Nächste Bürgerinitiative gegen Tunnelumgehung

DÖRRENBACH: 73 Bürger schließen sich an - Widerstand erstreckt sich mittlerweile bis Kandel

Wie vor anderthalb Wochen angekündigt, hat sich auch in Dörrenbach eine Bürgerinitiative gegen den geplanten Bau der B 427-Umgehung für Bad Bergzabern gebildet. 73 Bürger - von knapp 80 Anwesenden - haben sich am Montagabend der Initiative angeschlossen.
Sie stellen sich damit hinter ihre politische Gemeinde, die bereits ihre Ablehnung der Umgehungspläne artikuliert hat.

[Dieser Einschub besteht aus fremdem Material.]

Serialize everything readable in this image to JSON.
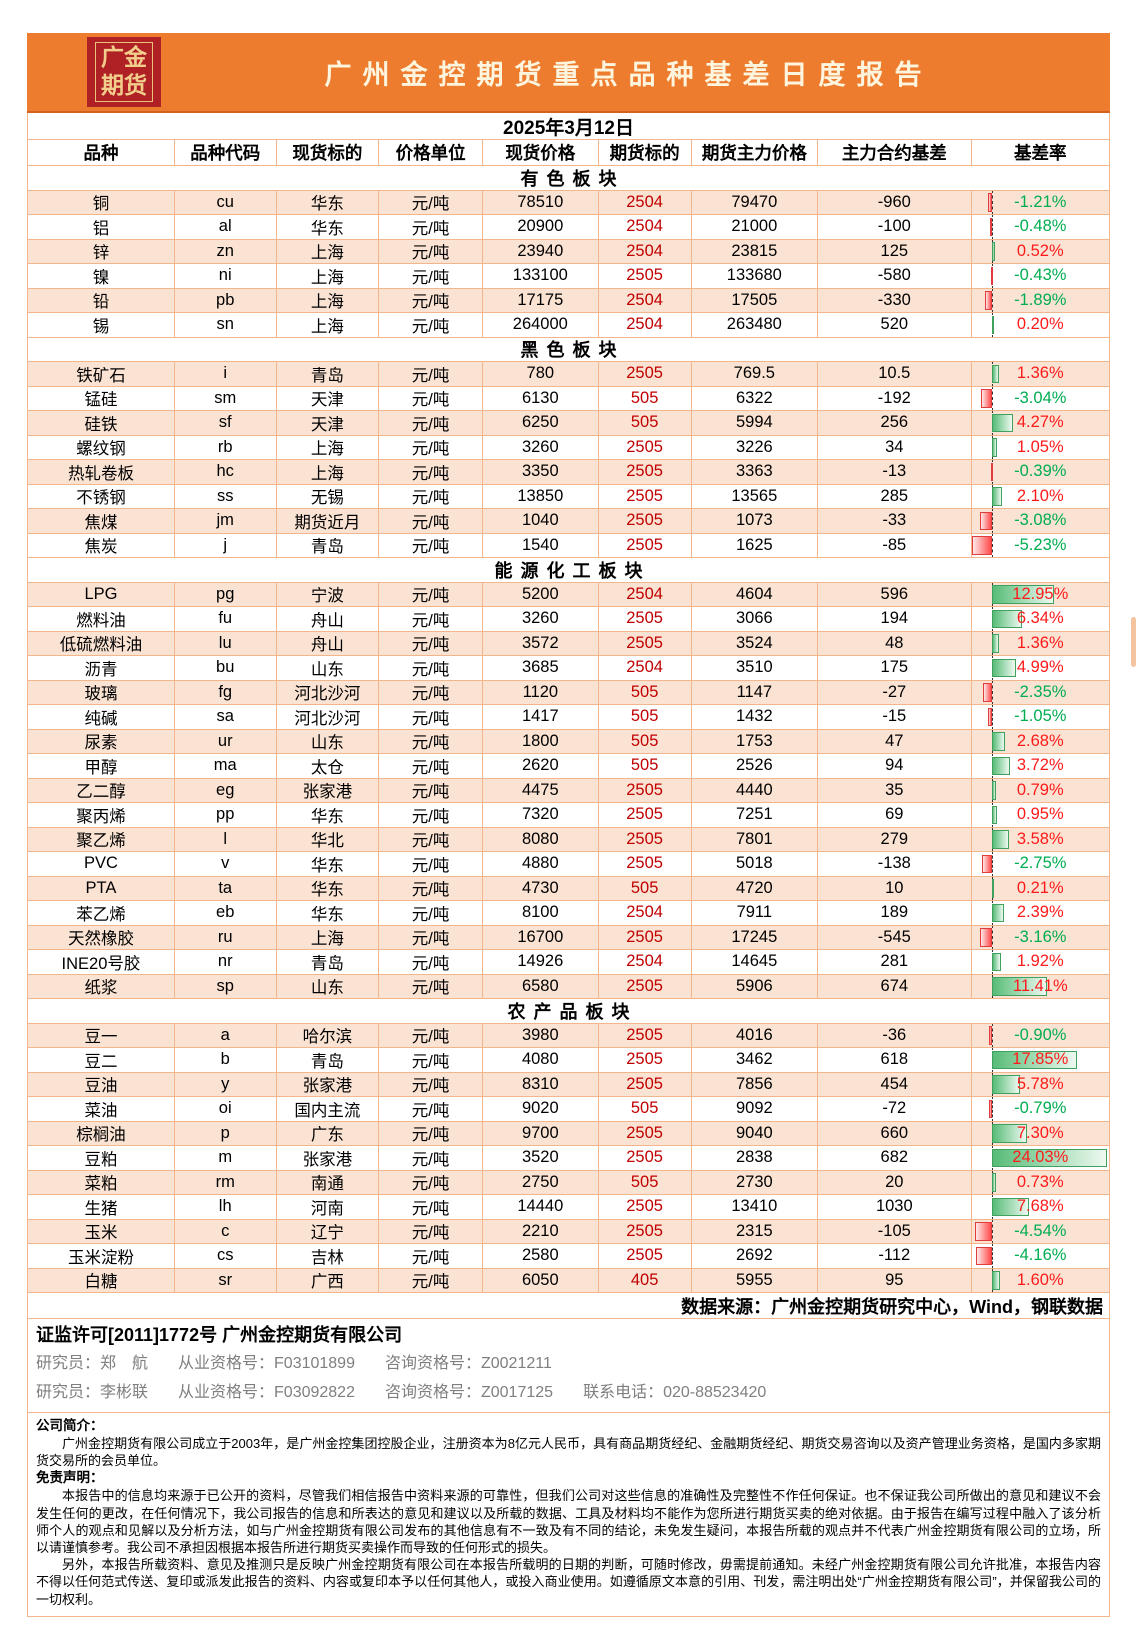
{
  "header": {
    "logo_line1": "广金",
    "logo_line2": "期货",
    "title": "广州金控期货重点品种基差日度报告"
  },
  "date": "2025年3月12日",
  "table": {
    "columns": [
      "品种",
      "品种代码",
      "现货标的",
      "价格单位",
      "现货价格",
      "期货标的",
      "期货主力价格",
      "主力合约基差",
      "基差率"
    ],
    "sections": [
      {
        "name": "有色板块",
        "rows": [
          [
            "铜",
            "cu",
            "华东",
            "元/吨",
            "78510",
            "2504",
            "79470",
            "-960",
            "-1.21%"
          ],
          [
            "铝",
            "al",
            "华东",
            "元/吨",
            "20900",
            "2504",
            "21000",
            "-100",
            "-0.48%"
          ],
          [
            "锌",
            "zn",
            "上海",
            "元/吨",
            "23940",
            "2504",
            "23815",
            "125",
            "0.52%"
          ],
          [
            "镍",
            "ni",
            "上海",
            "元/吨",
            "133100",
            "2505",
            "133680",
            "-580",
            "-0.43%"
          ],
          [
            "铅",
            "pb",
            "上海",
            "元/吨",
            "17175",
            "2504",
            "17505",
            "-330",
            "-1.89%"
          ],
          [
            "锡",
            "sn",
            "上海",
            "元/吨",
            "264000",
            "2504",
            "263480",
            "520",
            "0.20%"
          ]
        ]
      },
      {
        "name": "黑色板块",
        "rows": [
          [
            "铁矿石",
            "i",
            "青岛",
            "元/吨",
            "780",
            "2505",
            "769.5",
            "10.5",
            "1.36%"
          ],
          [
            "锰硅",
            "sm",
            "天津",
            "元/吨",
            "6130",
            "505",
            "6322",
            "-192",
            "-3.04%"
          ],
          [
            "硅铁",
            "sf",
            "天津",
            "元/吨",
            "6250",
            "505",
            "5994",
            "256",
            "4.27%"
          ],
          [
            "螺纹钢",
            "rb",
            "上海",
            "元/吨",
            "3260",
            "2505",
            "3226",
            "34",
            "1.05%"
          ],
          [
            "热轧卷板",
            "hc",
            "上海",
            "元/吨",
            "3350",
            "2505",
            "3363",
            "-13",
            "-0.39%"
          ],
          [
            "不锈钢",
            "ss",
            "无锡",
            "元/吨",
            "13850",
            "2505",
            "13565",
            "285",
            "2.10%"
          ],
          [
            "焦煤",
            "jm",
            "期货近月",
            "元/吨",
            "1040",
            "2505",
            "1073",
            "-33",
            "-3.08%"
          ],
          [
            "焦炭",
            "j",
            "青岛",
            "元/吨",
            "1540",
            "2505",
            "1625",
            "-85",
            "-5.23%"
          ]
        ]
      },
      {
        "name": "能源化工板块",
        "rows": [
          [
            "LPG",
            "pg",
            "宁波",
            "元/吨",
            "5200",
            "2504",
            "4604",
            "596",
            "12.95%"
          ],
          [
            "燃料油",
            "fu",
            "舟山",
            "元/吨",
            "3260",
            "2505",
            "3066",
            "194",
            "6.34%"
          ],
          [
            "低硫燃料油",
            "lu",
            "舟山",
            "元/吨",
            "3572",
            "2505",
            "3524",
            "48",
            "1.36%"
          ],
          [
            "沥青",
            "bu",
            "山东",
            "元/吨",
            "3685",
            "2504",
            "3510",
            "175",
            "4.99%"
          ],
          [
            "玻璃",
            "fg",
            "河北沙河",
            "元/吨",
            "1120",
            "505",
            "1147",
            "-27",
            "-2.35%"
          ],
          [
            "纯碱",
            "sa",
            "河北沙河",
            "元/吨",
            "1417",
            "505",
            "1432",
            "-15",
            "-1.05%"
          ],
          [
            "尿素",
            "ur",
            "山东",
            "元/吨",
            "1800",
            "505",
            "1753",
            "47",
            "2.68%"
          ],
          [
            "甲醇",
            "ma",
            "太仓",
            "元/吨",
            "2620",
            "505",
            "2526",
            "94",
            "3.72%"
          ],
          [
            "乙二醇",
            "eg",
            "张家港",
            "元/吨",
            "4475",
            "2505",
            "4440",
            "35",
            "0.79%"
          ],
          [
            "聚丙烯",
            "pp",
            "华东",
            "元/吨",
            "7320",
            "2505",
            "7251",
            "69",
            "0.95%"
          ],
          [
            "聚乙烯",
            "l",
            "华北",
            "元/吨",
            "8080",
            "2505",
            "7801",
            "279",
            "3.58%"
          ],
          [
            "PVC",
            "v",
            "华东",
            "元/吨",
            "4880",
            "2505",
            "5018",
            "-138",
            "-2.75%"
          ],
          [
            "PTA",
            "ta",
            "华东",
            "元/吨",
            "4730",
            "505",
            "4720",
            "10",
            "0.21%"
          ],
          [
            "苯乙烯",
            "eb",
            "华东",
            "元/吨",
            "8100",
            "2504",
            "7911",
            "189",
            "2.39%"
          ],
          [
            "天然橡胶",
            "ru",
            "上海",
            "元/吨",
            "16700",
            "2505",
            "17245",
            "-545",
            "-3.16%"
          ],
          [
            "INE20号胶",
            "nr",
            "青岛",
            "元/吨",
            "14926",
            "2504",
            "14645",
            "281",
            "1.92%"
          ],
          [
            "纸浆",
            "sp",
            "山东",
            "元/吨",
            "6580",
            "2505",
            "5906",
            "674",
            "11.41%"
          ]
        ]
      },
      {
        "name": "农产品板块",
        "rows": [
          [
            "豆一",
            "a",
            "哈尔滨",
            "元/吨",
            "3980",
            "2505",
            "4016",
            "-36",
            "-0.90%"
          ],
          [
            "豆二",
            "b",
            "青岛",
            "元/吨",
            "4080",
            "2505",
            "3462",
            "618",
            "17.85%"
          ],
          [
            "豆油",
            "y",
            "张家港",
            "元/吨",
            "8310",
            "2505",
            "7856",
            "454",
            "5.78%"
          ],
          [
            "菜油",
            "oi",
            "国内主流",
            "元/吨",
            "9020",
            "505",
            "9092",
            "-72",
            "-0.79%"
          ],
          [
            "棕榈油",
            "p",
            "广东",
            "元/吨",
            "9700",
            "2505",
            "9040",
            "660",
            "7.30%"
          ],
          [
            "豆粕",
            "m",
            "张家港",
            "元/吨",
            "3520",
            "2505",
            "2838",
            "682",
            "24.03%"
          ],
          [
            "菜粕",
            "rm",
            "南通",
            "元/吨",
            "2750",
            "505",
            "2730",
            "20",
            "0.73%"
          ],
          [
            "生猪",
            "lh",
            "河南",
            "元/吨",
            "14440",
            "2505",
            "13410",
            "1030",
            "7.68%"
          ],
          [
            "玉米",
            "c",
            "辽宁",
            "元/吨",
            "2210",
            "2505",
            "2315",
            "-105",
            "-4.54%"
          ],
          [
            "玉米淀粉",
            "cs",
            "吉林",
            "元/吨",
            "2580",
            "2505",
            "2692",
            "-112",
            "-4.16%"
          ],
          [
            "白糖",
            "sr",
            "广西",
            "元/吨",
            "6050",
            "405",
            "5955",
            "95",
            "1.60%"
          ]
        ]
      }
    ]
  },
  "data_source": "数据来源：广州金控期货研究中心，Wind，钢联数据",
  "footer": {
    "license": "证监许可[2011]1772号 广州金控期货有限公司",
    "researchers": [
      {
        "role": "研究员：郑　航",
        "qual": "从业资格号：F03101899",
        "consult": "咨询资格号：Z0021211",
        "phone": ""
      },
      {
        "role": "研究员：李彬联",
        "qual": "从业资格号：F03092822",
        "consult": "咨询资格号：Z0017125",
        "phone": "联系电话：020-88523420"
      }
    ],
    "intro_label": "公司简介：",
    "intro_text": "广州金控期货有限公司成立于2003年，是广州金控集团控股企业，注册资本为8亿元人民币，具有商品期货经纪、金融期货经纪、期货交易咨询以及资产管理业务资格，是国内多家期货交易所的会员单位。",
    "disclaimer_label": "免责声明：",
    "disclaimer_p1": "本报告中的信息均来源于已公开的资料，尽管我们相信报告中资料来源的可靠性，但我们公司对这些信息的准确性及完整性不作任何保证。也不保证我公司所做出的意见和建议不会发生任何的更改，在任何情况下，我公司报告的信息和所表达的意见和建议以及所载的数据、工具及材料均不能作为您所进行期货买卖的绝对依据。由于报告在编写过程中融入了该分析师个人的观点和见解以及分析方法，如与广州金控期货有限公司发布的其他信息有不一致及有不同的结论，未免发生疑问，本报告所载的观点并不代表广州金控期货有限公司的立场，所以请谨慎参考。我公司不承担因根据本报告所进行期货买卖操作而导致的任何形式的损失。",
    "disclaimer_p2": "另外，本报告所载资料、意见及推测只是反映广州金控期货有限公司在本报告所载明的日期的判断，可随时修改，毋需提前通知。未经广州金控期货有限公司允许批准，本报告内容不得以任何范式传送、复印或派发此报告的资料、内容或复印本予以任何其他人，或投入商业使用。如遵循原文本意的引用、刊发，需注明出处“广州金控期货有限公司”，并保留我公司的一切权利。"
  }
}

In der nächsten Zeit wollen die BI-Initiatoren Rudi Barz, Dr. Peter Berlin, Klaus Pradel und Altbürgermeister Volker Hans im Dorf per Hausbesuche weitere Mitstreiter um sich scharen. Ein Eintritt in einen Verein ist damit nicht verbunden, denn die BI bleibt absichtlich ¸¸formlos", da sie lediglich als Vorstufe einer ortsübergreifenden Initiative gedacht ist. Letzterer sollen sich nach dem Willen ihrer Initiatoren dann Bürger aus allen Orten anschließen, die von der Umgehung und dem prognostizierten Mehrverkehr auf der B 427 betroffen sind.
Die Verbindungen stehen mittlerweile nicht nur innerhalb der Verbandsgemeinde Bad Bergzabern, sondern bis in die Rheinebene: Aus dem Kandeler Ortsteil Minderslachen, der an der Verbindungsstrecke zwischen der B 427 und der A 65 liegt, meldete Ursula Sauerhöfer von den Oberhausener Umgehungs-Gegnern ebenfalls Widerstand gegen den Tunnelplan an.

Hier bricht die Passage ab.